Back to Mastra

Reference: ElevenLabs | Voice

docs/src/content/en/reference/voice/elevenlabs.mdx

2025-12-185.0 KB
Original Source

ElevenLabs

The ElevenLabs voice implementation in Mastra provides high-quality text-to-speech (TTS) and speech-to-text (STT) capabilities using the ElevenLabs API.

Usage example

typescript
import { ElevenLabsVoice } from '@mastra/voice-elevenlabs'

// Initialize with default configuration (uses ELEVENLABS_API_KEY environment variable)
const voice = new ElevenLabsVoice()

// Initialize with custom configuration
const voice = new ElevenLabsVoice({
  speechModel: {
    name: 'eleven_multilingual_v2',
    apiKey: 'your-api-key',
  },
  speaker: 'custom-speaker-id',
})

// Text-to-Speech
const audioStream = await voice.speak('Hello, world!')

// Get available speakers
const speakers = await voice.getSpeakers()

Constructor parameters

<PropertiesTable content={[ { name: 'speechModel', type: 'ElevenLabsVoiceConfig', description: 'Configuration for text-to-speech functionality.', isOptional: true, defaultValue: "{ name: 'eleven_multilingual_v2' }", properties: [ { type: 'ElevenLabsVoiceConfig', parameters: [ { name: 'name', type: 'ElevenLabsModel', description: 'The ElevenLabs model to use', isOptional: true, defaultValue: "'eleven_multilingual_v2'", }, { name: 'apiKey', type: 'string', description: 'ElevenLabs API key. Falls back to ELEVENLABS_API_KEY environment variable', isOptional: true, }, ], }, ], }, { name: 'speaker', type: 'string', description: 'ID of the speaker to use for text-to-speech', isOptional: true, defaultValue: "'9BWtsMINqrJLrRacOk9x' (Aria voice)", }, ]} />

Methods

speak()

Converts text to speech using the configured speech model and voice.

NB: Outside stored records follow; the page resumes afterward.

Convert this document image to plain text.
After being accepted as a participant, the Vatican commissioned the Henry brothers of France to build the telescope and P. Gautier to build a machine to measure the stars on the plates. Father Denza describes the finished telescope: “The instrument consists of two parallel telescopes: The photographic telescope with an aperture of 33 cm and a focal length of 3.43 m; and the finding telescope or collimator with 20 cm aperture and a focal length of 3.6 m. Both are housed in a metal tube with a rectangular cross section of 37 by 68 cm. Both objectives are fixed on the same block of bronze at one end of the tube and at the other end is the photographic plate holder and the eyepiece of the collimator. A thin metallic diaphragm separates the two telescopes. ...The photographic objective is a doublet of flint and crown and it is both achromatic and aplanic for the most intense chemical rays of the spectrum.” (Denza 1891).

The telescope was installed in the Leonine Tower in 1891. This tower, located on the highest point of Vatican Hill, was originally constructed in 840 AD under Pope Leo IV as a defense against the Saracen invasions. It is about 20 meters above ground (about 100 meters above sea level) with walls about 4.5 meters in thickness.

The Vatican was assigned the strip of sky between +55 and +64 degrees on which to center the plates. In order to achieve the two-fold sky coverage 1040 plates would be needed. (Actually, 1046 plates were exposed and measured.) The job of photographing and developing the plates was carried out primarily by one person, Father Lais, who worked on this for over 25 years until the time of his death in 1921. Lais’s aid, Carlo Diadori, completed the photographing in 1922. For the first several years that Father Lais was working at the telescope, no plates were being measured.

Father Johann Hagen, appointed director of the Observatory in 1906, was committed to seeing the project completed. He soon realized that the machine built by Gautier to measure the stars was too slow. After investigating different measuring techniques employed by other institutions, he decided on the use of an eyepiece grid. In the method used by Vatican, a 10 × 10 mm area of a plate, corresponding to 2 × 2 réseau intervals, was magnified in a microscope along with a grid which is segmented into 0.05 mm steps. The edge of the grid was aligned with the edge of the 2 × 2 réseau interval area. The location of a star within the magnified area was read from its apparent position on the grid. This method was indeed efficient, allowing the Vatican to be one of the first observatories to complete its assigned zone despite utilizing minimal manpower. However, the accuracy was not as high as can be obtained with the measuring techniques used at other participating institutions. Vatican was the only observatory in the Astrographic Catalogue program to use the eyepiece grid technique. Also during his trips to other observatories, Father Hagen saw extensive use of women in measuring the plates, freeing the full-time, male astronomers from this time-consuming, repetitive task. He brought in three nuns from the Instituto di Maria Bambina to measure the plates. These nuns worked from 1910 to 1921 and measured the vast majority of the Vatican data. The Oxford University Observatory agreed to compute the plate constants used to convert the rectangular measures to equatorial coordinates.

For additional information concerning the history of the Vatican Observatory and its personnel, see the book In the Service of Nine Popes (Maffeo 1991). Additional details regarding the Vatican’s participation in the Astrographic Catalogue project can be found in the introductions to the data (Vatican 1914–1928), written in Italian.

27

<PropertiesTable content={[ { name: 'input', type: 'string | NodeJS.ReadableStream', description: 'Text to convert to speech. If a stream is provided, it will be converted to text first.', isOptional: false, }, { name: 'options', type: 'object', description: 'Additional options for speech synthesis', isOptional: true, properties: [ { type: 'object', parameters: [ { name: 'speaker', type: 'string', description: 'Override the default speaker ID for this request', isOptional: true, }, ], }, ], }, ]} />

Returns: Promise<NodeJS.ReadableStream>

getSpeakers()

Returns an array of available voice options, where each node contains:

<PropertiesTable content={[ { name: 'voiceId', type: 'string', description: 'Unique identifier for the voice', isOptional: false, }, { name: 'name', type: 'string', description: 'Display name of the voice', isOptional: false, }, { name: 'language', type: 'string', description: 'Language code for the voice', isOptional: false, }, { name: 'gender', type: 'string', description: 'Gender of the voice', isOptional: false, }, ]} />

listen()

Converts audio input to text using ElevenLabs Speech-to-Text API.

<PropertiesTable content={[ { name: 'input', type: 'NodeJS.ReadableStream', description: 'A readable stream containing the audio data to transcribe', isOptional: false, }, { name: 'options', type: 'object', description: 'Configuration options for the transcription', isOptional: true, }, ]} />

The options object supports the following properties:

<PropertiesTable content={[ { name: 'language_code', type: 'string', description: "ISO language code (e.g., 'en', 'fr', 'es')", isOptional: true, }, { name: 'tag_audio_events', type: 'boolean', description: 'Whether to tag audio events like [MUSIC], [LAUGHTER], etc.', isOptional: true, }, { name: 'num_speakers', type: 'number', description: 'Number of speakers to detect in the audio', isOptional: true, }, { name: 'filetype', type: 'string', description: "Audio file format (e.g., 'mp3', 'wav', 'ogg')", isOptional: true, }, { name: 'timeoutInSeconds', type: 'number', description: 'Request timeout in seconds', isOptional: true, }, { name: 'maxRetries', type: 'number', description: 'Maximum number of retry attempts', isOptional: true, }, { name: 'abortSignal', type: 'AbortSignal', description: 'Signal to abort the request', isOptional: true, }, ]} />

Returns: Promise<string> - A Promise that resolves to the transcribed text

Important notes

  1. An ElevenLabs API key is required. Set it via the ELEVENLABS_API_KEY environment variable or pass it in the constructor.
  2. The default speaker is set to Aria (ID: '9BWtsMINqrJLrRacOk9x').
  3. Speech-to-text functionality isn't supported by ElevenLabs.
  4. Available speakers can be retrieved using the getSpeakers() method, which returns detailed information about each voice including language and gender.